"Faith!" continued Charles, affecting kindness, "I did not think you were so popular, François, especially with the Huguenots. But they have sought you, and I have to confess to myself that I was mistaken. Besides, I could ask nothing better than to have one of my family—my brother who loves me and who is incapable of betraying me—at the head of a party which for thirty years has made war against us. This will quell everything as if by enchantment, to say nothing of the fact that we shall all be kings in the family. There will be no one except poor Henriot who will be nothing but my friend. But he is not ambitious and he shall take this title which no one else claims."
"Oh, sire! you are mistaken. I claim this title, and who has a better right to it than I? Henry is only your brother by marriage. I am your brother by blood, and more than this, my love—Sire, I beg you, keep me near you."
"No, no, François," replied Charles; "that would be to your unhappiness."
"How so?"
"For many reasons."
"But, sire, shall you ever find as faithful a companion as I am? From my childhood I have never left your Majesty."
"I know that very well; and sometimes I have wished you farther away."

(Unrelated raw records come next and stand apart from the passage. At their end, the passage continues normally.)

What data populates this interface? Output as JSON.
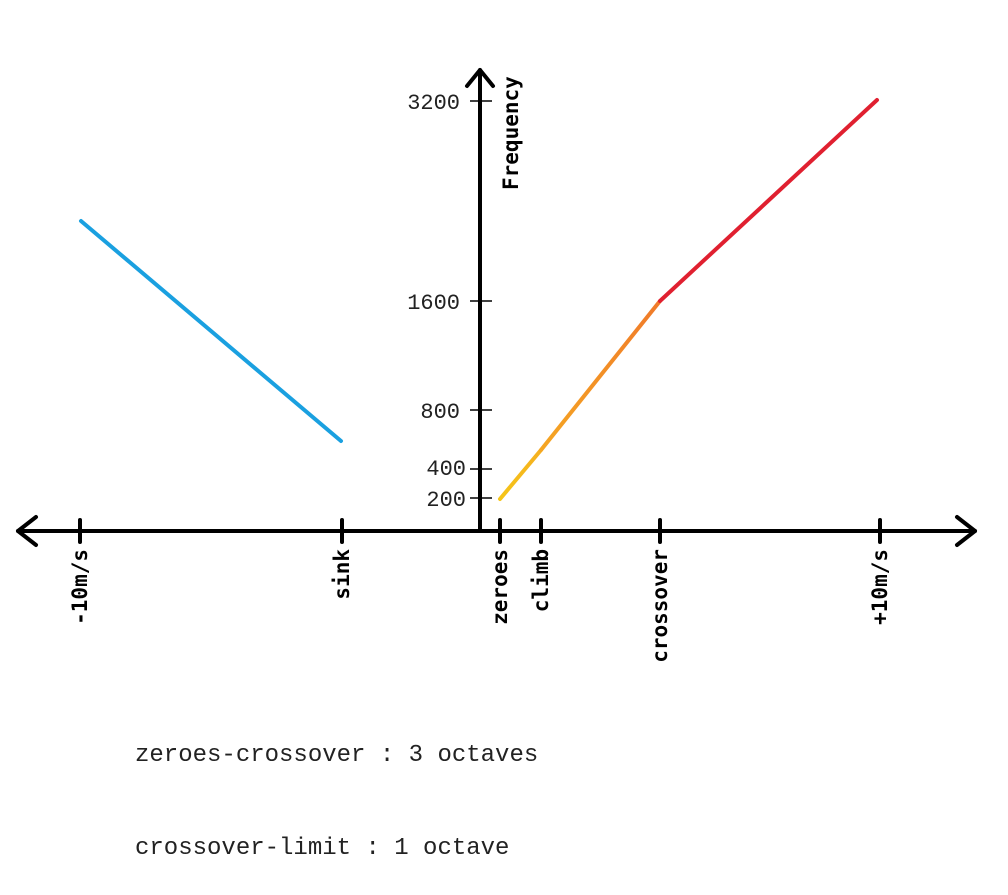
{
  "diagram": {
    "y_axis_title": "Frequency",
    "y_ticks": [
      {
        "label": "3200",
        "value": 3200
      },
      {
        "label": "1600",
        "value": 1600
      },
      {
        "label": "800",
        "value": 800
      },
      {
        "label": "400",
        "value": 400
      },
      {
        "label": "200",
        "value": 200
      }
    ],
    "x_ticks": [
      {
        "key": "neg10",
        "label": "-10m/s"
      },
      {
        "key": "sink",
        "label": "sink"
      },
      {
        "key": "zeroes",
        "label": "zeroes"
      },
      {
        "key": "climb",
        "label": "climb"
      },
      {
        "key": "crossover",
        "label": "crossover"
      },
      {
        "key": "pos10",
        "label": "+10m/s"
      }
    ],
    "segments": [
      {
        "name": "sink",
        "from": "neg10",
        "to": "sink",
        "color": "#1aa0e0"
      },
      {
        "name": "zeroes-climb",
        "from": "zeroes",
        "to": "climb",
        "color_start": "#f5c518",
        "color_end": "#f5b020"
      },
      {
        "name": "climb-crossover",
        "from": "climb",
        "to": "crossover",
        "color_start": "#f5a623",
        "color_end": "#f07a2a"
      },
      {
        "name": "crossover-limit",
        "from": "crossover",
        "to": "pos10",
        "color": "#e02030"
      }
    ],
    "notes": [
      "zeroes-crossover : 3 octaves",
      "crossover-limit : 1 octave"
    ]
  }
}
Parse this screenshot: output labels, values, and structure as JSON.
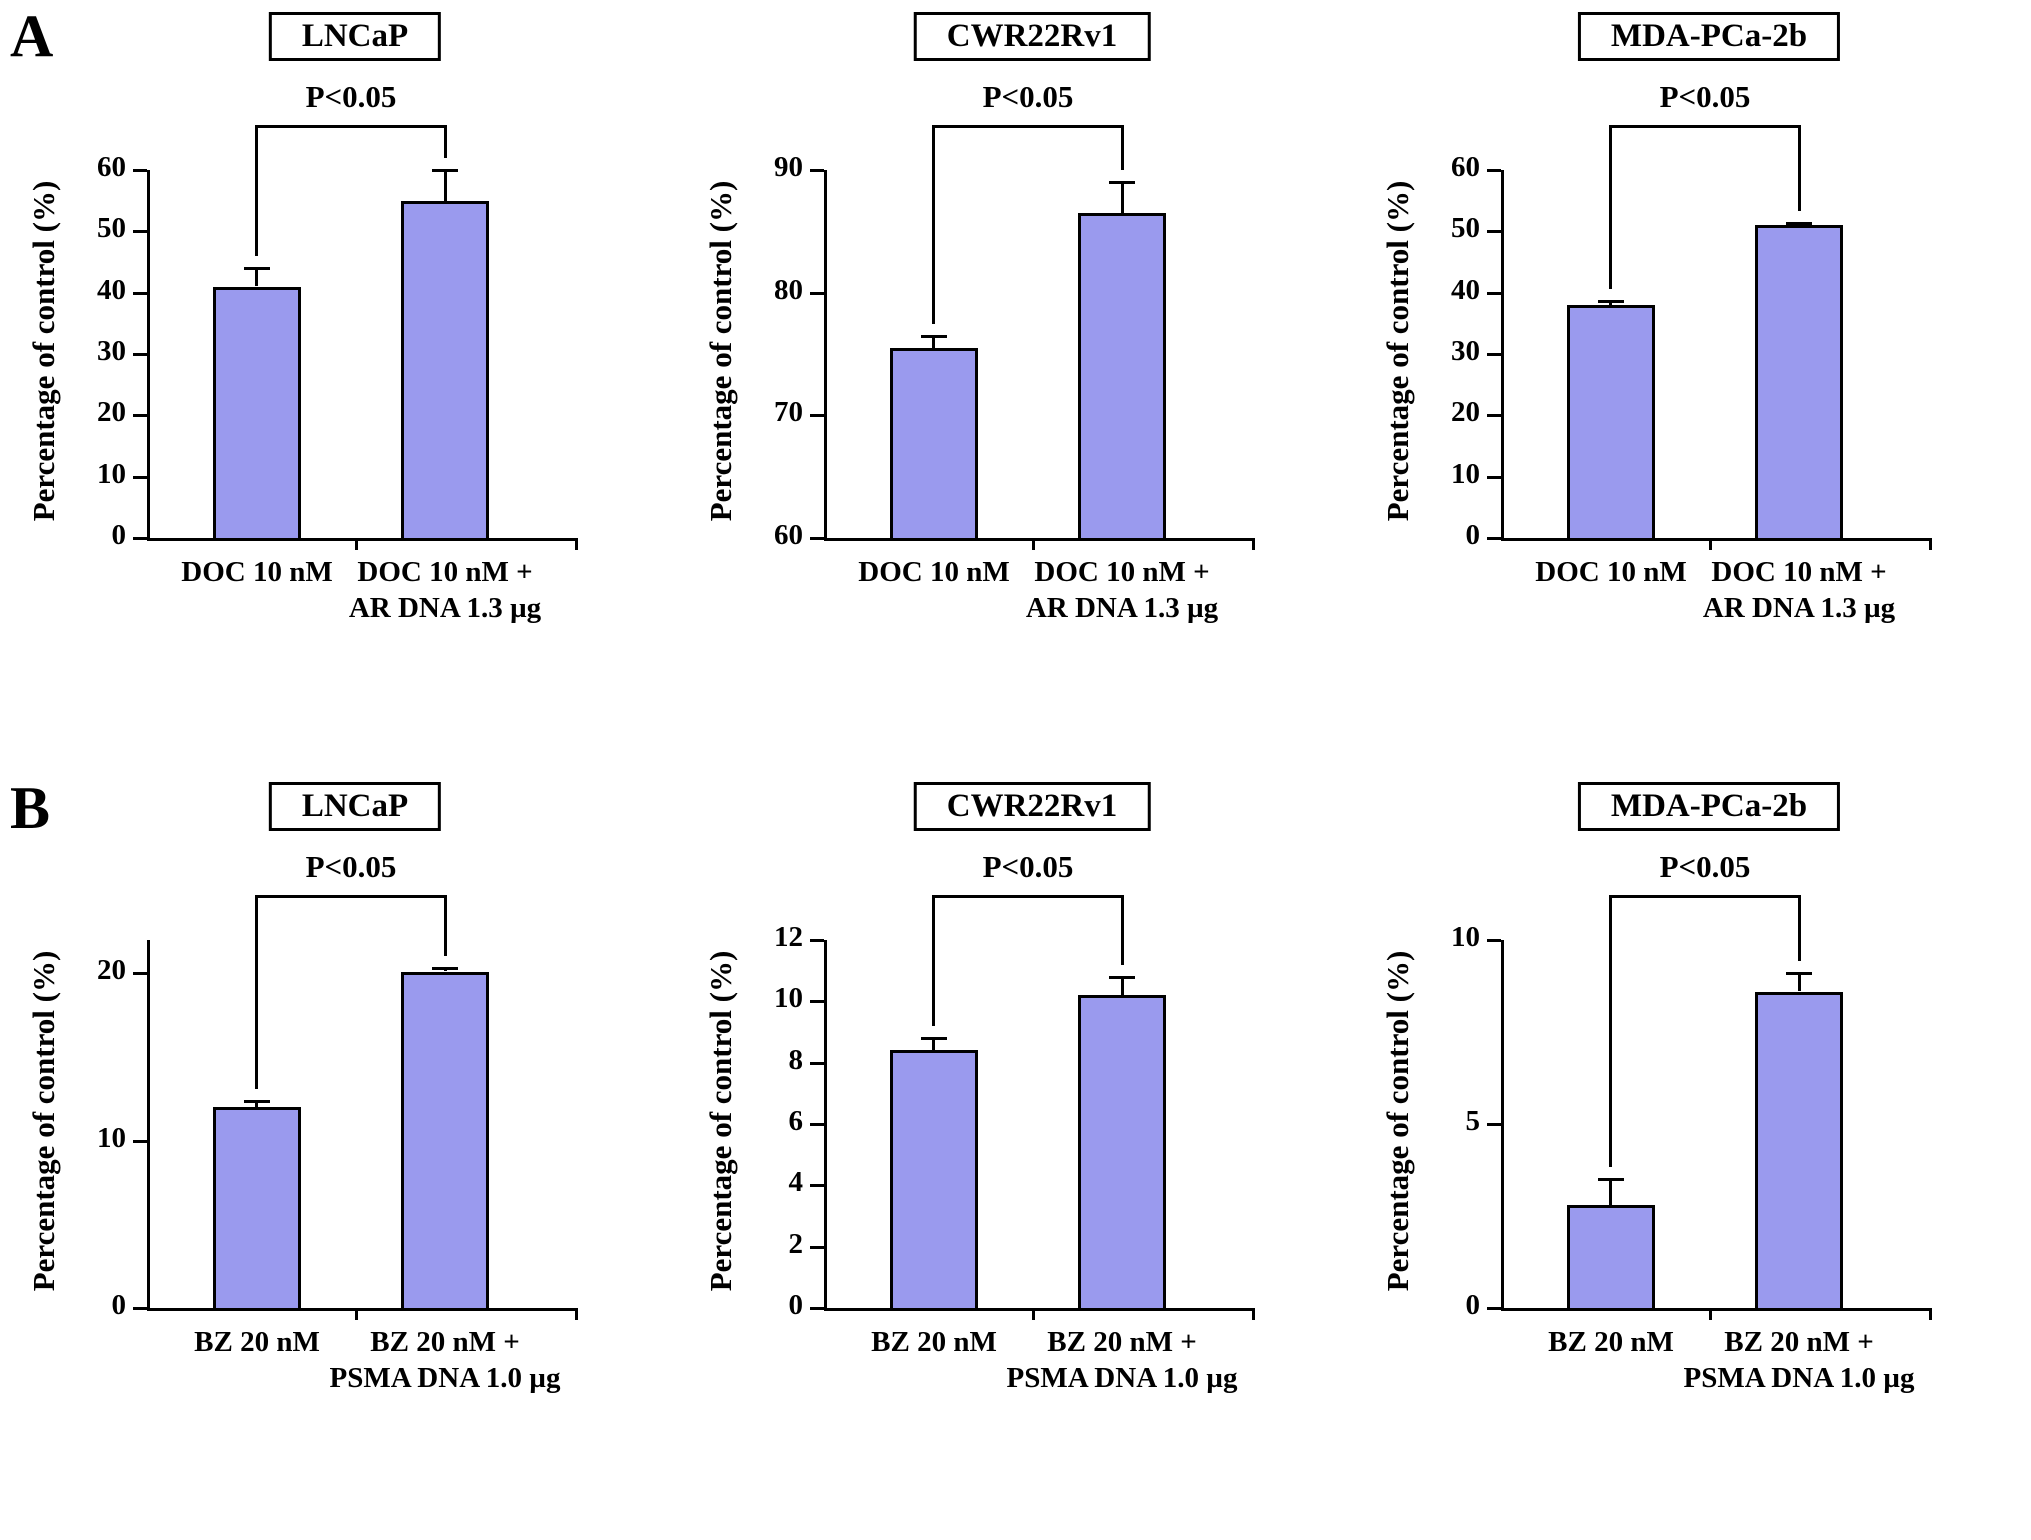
{
  "figure": {
    "panels": [
      {
        "label": "A"
      },
      {
        "label": "B"
      }
    ],
    "bar_fill": "#9a9aee",
    "axis_color": "#000000"
  },
  "chart_data": [
    {
      "type": "bar",
      "panel": "A",
      "title": "LNCaP",
      "ylabel": "Percentage of control (%)",
      "ylim": [
        0,
        60
      ],
      "yticks": [
        0,
        10,
        20,
        30,
        40,
        50,
        60
      ],
      "categories": [
        "DOC 10 nM",
        "DOC 10 nM +\nAR DNA 1.3 µg"
      ],
      "values": [
        41,
        55
      ],
      "errors": [
        3,
        5
      ],
      "annotation": "P<0.05"
    },
    {
      "type": "bar",
      "panel": "A",
      "title": "CWR22Rv1",
      "ylabel": "Percentage of control (%)",
      "ylim": [
        60,
        90
      ],
      "yticks": [
        60,
        70,
        80,
        90
      ],
      "categories": [
        "DOC 10 nM",
        "DOC 10 nM +\nAR DNA 1.3 µg"
      ],
      "values": [
        75.5,
        86.5
      ],
      "errors": [
        1,
        2.5
      ],
      "annotation": "P<0.05"
    },
    {
      "type": "bar",
      "panel": "A",
      "title": "MDA-PCa-2b",
      "ylabel": "Percentage of control (%)",
      "ylim": [
        0,
        60
      ],
      "yticks": [
        0,
        10,
        20,
        30,
        40,
        50,
        60
      ],
      "categories": [
        "DOC 10 nM",
        "DOC 10 nM +\nAR DNA 1.3 µg"
      ],
      "values": [
        38,
        51
      ],
      "errors": [
        0.7,
        0.3
      ],
      "annotation": "P<0.05"
    },
    {
      "type": "bar",
      "panel": "B",
      "title": "LNCaP",
      "ylabel": "Percentage of control (%)",
      "ylim": [
        0,
        22
      ],
      "yticks": [
        0,
        10,
        20
      ],
      "categories": [
        "BZ 20 nM",
        "BZ 20 nM +\nPSMA DNA 1.0 µg"
      ],
      "values": [
        12,
        20.1
      ],
      "errors": [
        0.4,
        0.2
      ],
      "annotation": "P<0.05"
    },
    {
      "type": "bar",
      "panel": "B",
      "title": "CWR22Rv1",
      "ylabel": "Percentage of control (%)",
      "ylim": [
        0,
        12
      ],
      "yticks": [
        0,
        2,
        4,
        6,
        8,
        10,
        12
      ],
      "categories": [
        "BZ 20 nM",
        "BZ 20 nM +\nPSMA DNA 1.0 µg"
      ],
      "values": [
        8.4,
        10.2
      ],
      "errors": [
        0.4,
        0.6
      ],
      "annotation": "P<0.05"
    },
    {
      "type": "bar",
      "panel": "B",
      "title": "MDA-PCa-2b",
      "ylabel": "Percentage of control (%)",
      "ylim": [
        0,
        10
      ],
      "yticks": [
        0,
        5,
        10
      ],
      "categories": [
        "BZ 20 nM",
        "BZ 20 nM +\nPSMA DNA 1.0 µg"
      ],
      "values": [
        2.8,
        8.6
      ],
      "errors": [
        0.7,
        0.5
      ],
      "annotation": "P<0.05"
    }
  ]
}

"What does your Majesty mean?"
"Nothing, nothing; I understand myself. Oh, what fine hunts you will have there, François! How I envy you! Do you know that in those devilish mountains they hunt the bear as here we do the wild boar? You will send us all such magnificent skins! They hunt there with a dagger, you know; they wait for the animal, excite him, irritate him; he advances towards the hunter, and when within four feet of him he rises on his hind legs. It is then that they plunge the steel into his heart as Henry did to the boar at our last hunt. It is dangerous sport, but you are brave, François, and the danger will be a real pleasure for you."
"Ah! your Majesty increases my grief, for I shall hunt with you no more."